To Jon Stewart and Nancy Pelosi, much less the liberal-on-the-street, the anti-healthcare reform folks seem only ridiculous. And who can fault this conclusion. Stewart's most charitable descriptor is "hyperbolic," and I applaud this restraint, however fleeting. After all, it can seem that the Left's ridiculing reaction to the Right is at least a part of our problem. Who can even be certain of what's going on in the midst of a flurry of ridicule and counter-ridicule? And the possibility of actually influencing the other side is shot to hell in this acidic atmosphere.

 

Of course, ridicule is fun and relieving, and it's deeply ingrained in us as a reasonable reaction to transparently ridiculous rhetoric.
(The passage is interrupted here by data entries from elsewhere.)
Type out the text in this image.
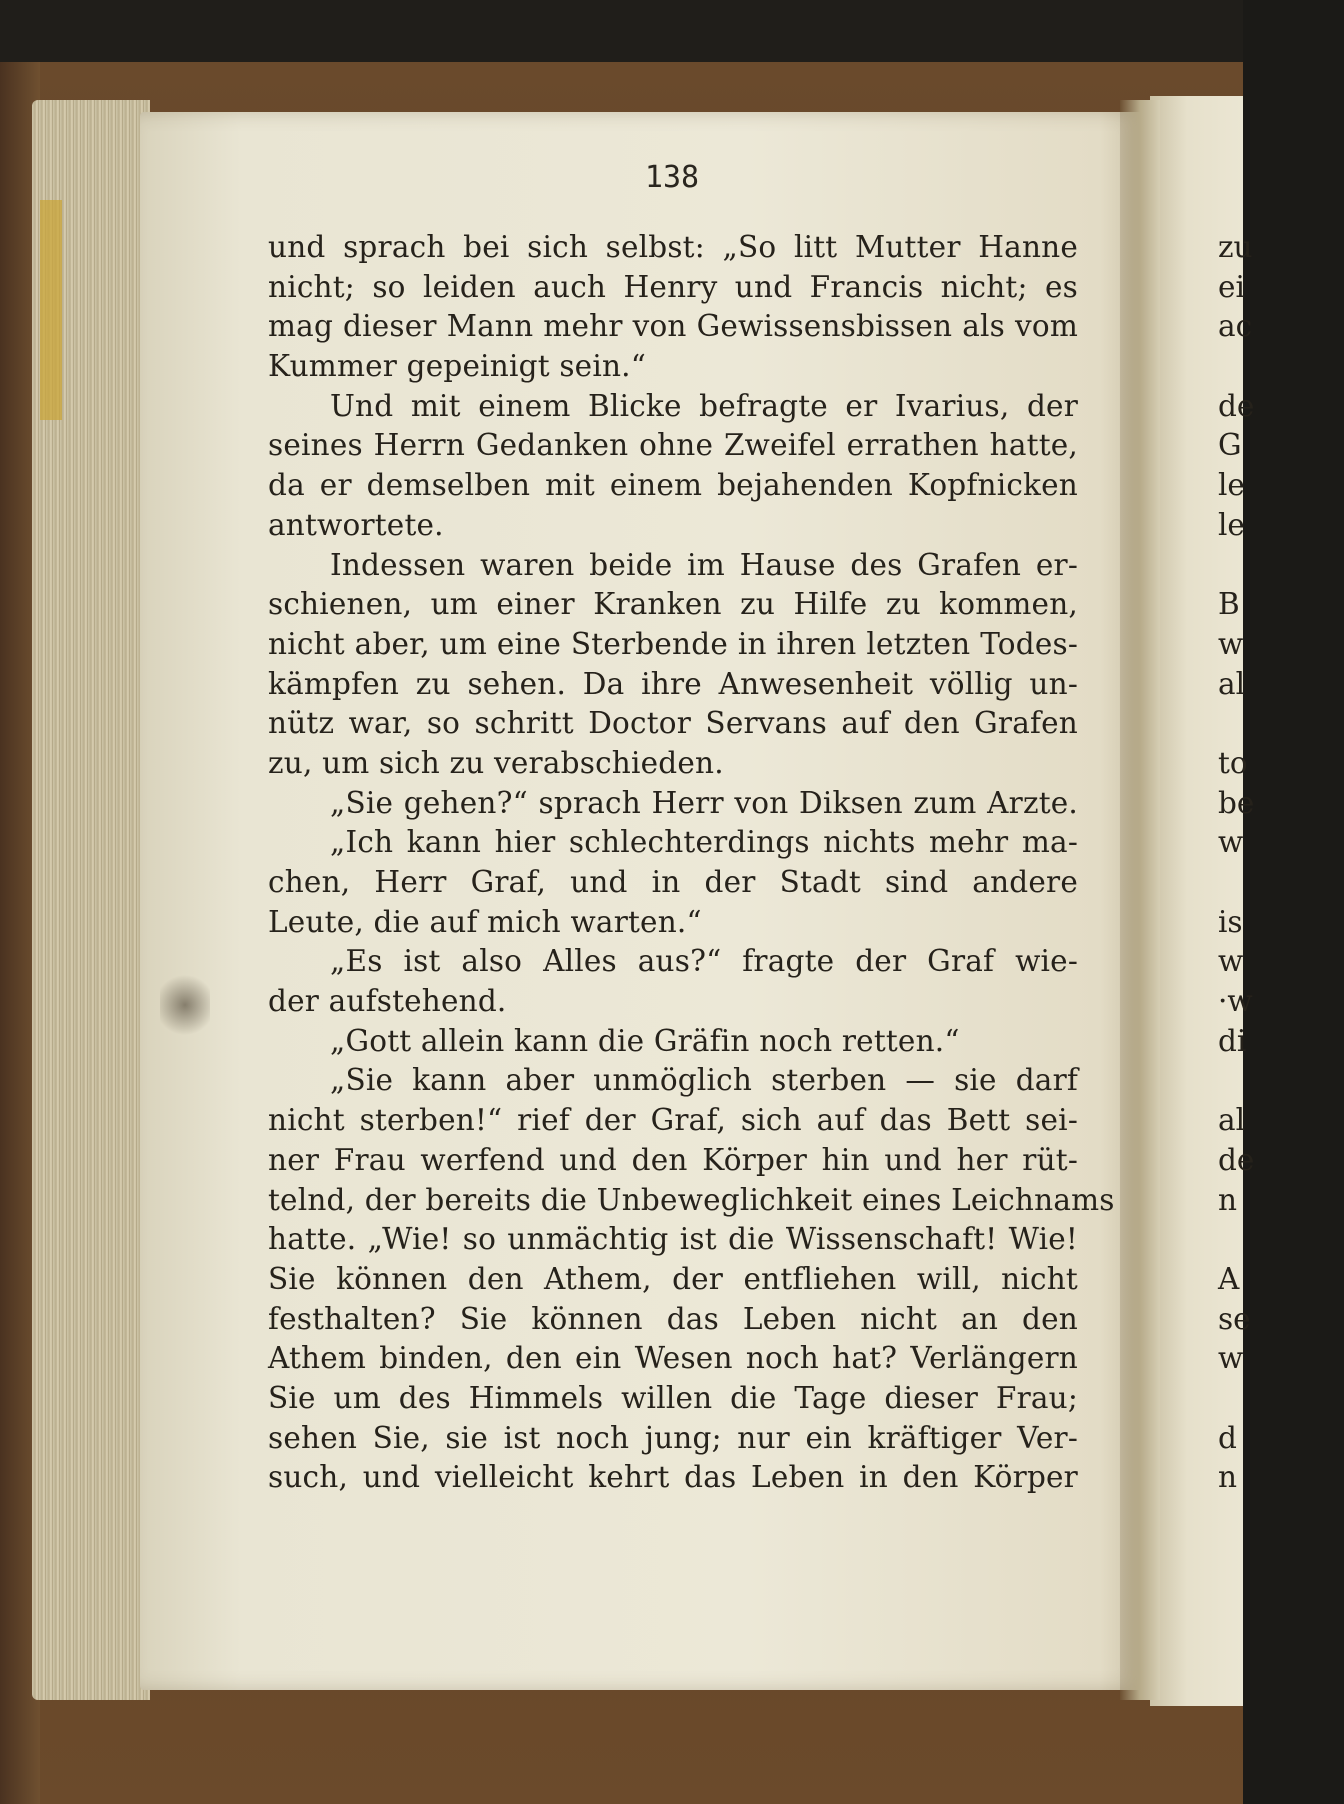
138
und sprach bei sich selbst: „So litt Mutter Hanne
nicht; so leiden auch Henry und Francis nicht; es
mag dieser Mann mehr von Gewissensbissen als vom
Kummer gepeinigt sein.“
Und mit einem Blicke befragte er Ivarius, der
seines Herrn Gedanken ohne Zweifel errathen hatte,
da er demselben mit einem bejahenden Kopfnicken
antwortete.
Indessen waren beide im Hause des Grafen er-
schienen, um einer Kranken zu Hilfe zu kommen,
nicht aber, um eine Sterbende in ihren letzten Todes-
kämpfen zu sehen. Da ihre Anwesenheit völlig un-
nütz war, so schritt Doctor Servans auf den Grafen
zu, um sich zu verabschieden.
„Sie gehen?“ sprach Herr von Diksen zum Arzte.
„Ich kann hier schlechterdings nichts mehr ma-
chen, Herr Graf, und in der Stadt sind andere
Leute, die auf mich warten.“
„Es ist also Alles aus?“ fragte der Graf wie-
der aufstehend.
„Gott allein kann die Gräfin noch retten.“
„Sie kann aber unmöglich sterben — sie darf
nicht sterben!“ rief der Graf, sich auf das Bett sei-
ner Frau werfend und den Körper hin und her rüt-
telnd, der bereits die Unbeweglichkeit eines Leichnams
hatte. „Wie! so unmächtig ist die Wissenschaft! Wie!
Sie können den Athem, der entfliehen will, nicht
festhalten? Sie können das Leben nicht an den
Athem binden, den ein Wesen noch hat? Verlängern
Sie um des Himmels willen die Tage dieser Frau;
sehen Sie, sie ist noch jung; nur ein kräftiger Ver-
such, und vielleicht kehrt das Leben in den Körper
zu
ei
ac
de
G
le
le
B
w
al
to
be
w
is
w
·w
di
al
de
n
A
se
w
d
n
But again, it's likely that, in lapsing into ridicule, we're only inflaming each other, further polarizing a frighteningly polarized citizenry. There's no easy-to-find path through this set of bramble of influences.

 

As a psychotherapist, it's tempting to preach psychotherapy principles, but that can seem only a more subtle form of ridicule. If I were to say, "We should try to be more tolerant (kinder, sensitive, nicer, etc.)," Stewart would have a withering joke at the ready. And I'd laugh with him.

 

Perhaps what we need is accurate understanding--not simply the kind of understanding that sounds only like being nicer, kinder, etc. I'm speaking of the kind of understanding that actually enables most people to conclude, "Ahh, so that's why he's agreeing with Palin that Obama wants Death Panels."

 

Palin is a political animal, so it's difficult to separate her political posturing from her actual beliefs, even though it's likely that she does believe that Death Panels are waiting in the wings. After all, her background seems similar to the backgrounds of many of the protestors that are lining up to rail against the pro-health reform candidates and to many of the folks who are registering their opposition in polls. In any case, what about the true believers, the folks who genuinely believe that Obama wants the Panels?

 

Why do they distort the provision to provide end-of-life counseling into an establishment of Death Panels? To answer that question, translate that question into the terms and conditions of your own life.

 

That kind of distortion is little different than the kind of distortion that occurs in an ordinary couple fight, or a verbal fight with any other family member, friend, or acquaintance. People ordinarily distort the facts when they're desperate to defend themselves against ridicule, blame, or any other kind of threat to their sense of well being. For instance, my father, now departed, and my mother, gone too, during their occasional fights would descend into invective. My sister and I always recall how father dear used to call my mother "fat" if she gained only five pounds. Later, he would apologize and explain that he was upset about something else and that she was beautiful to him. My mother once threw his razor on the floor, angrily saying, "Why don't you put it away? you must not care about me." Later, she would calm down and admit that she was upset because he was, at the age of 70, becoming forgetful and that she was scared he might get Alzheimer's.

 

These ordinary distortions are similar in kind to the distortions on both sides of the health care struggle. And they usually happen because of the desperation that comes from believing that the other side cares not a whit about one's ideas and welfare. A long tradition of ridicule entrenches that belief. We can blame Fox news and unscrupulous lobbyists and politicians for whipping up people, but we also need to dig a little deeper into our own contribution to the problem.

 

The point is not to blame ourselves for ridiculing others, but to realize that we're caught in a climate of ridicule and that there is precious little genuine understanding of our plight and the plight of the people we're ridiculing. Perhaps from that position, we can cool down and really listen to and actually be interested in the positions of our non-political opponents and in the non-political, genuine feelings even of our politicians. Let the empathy Obama championed find a home in us.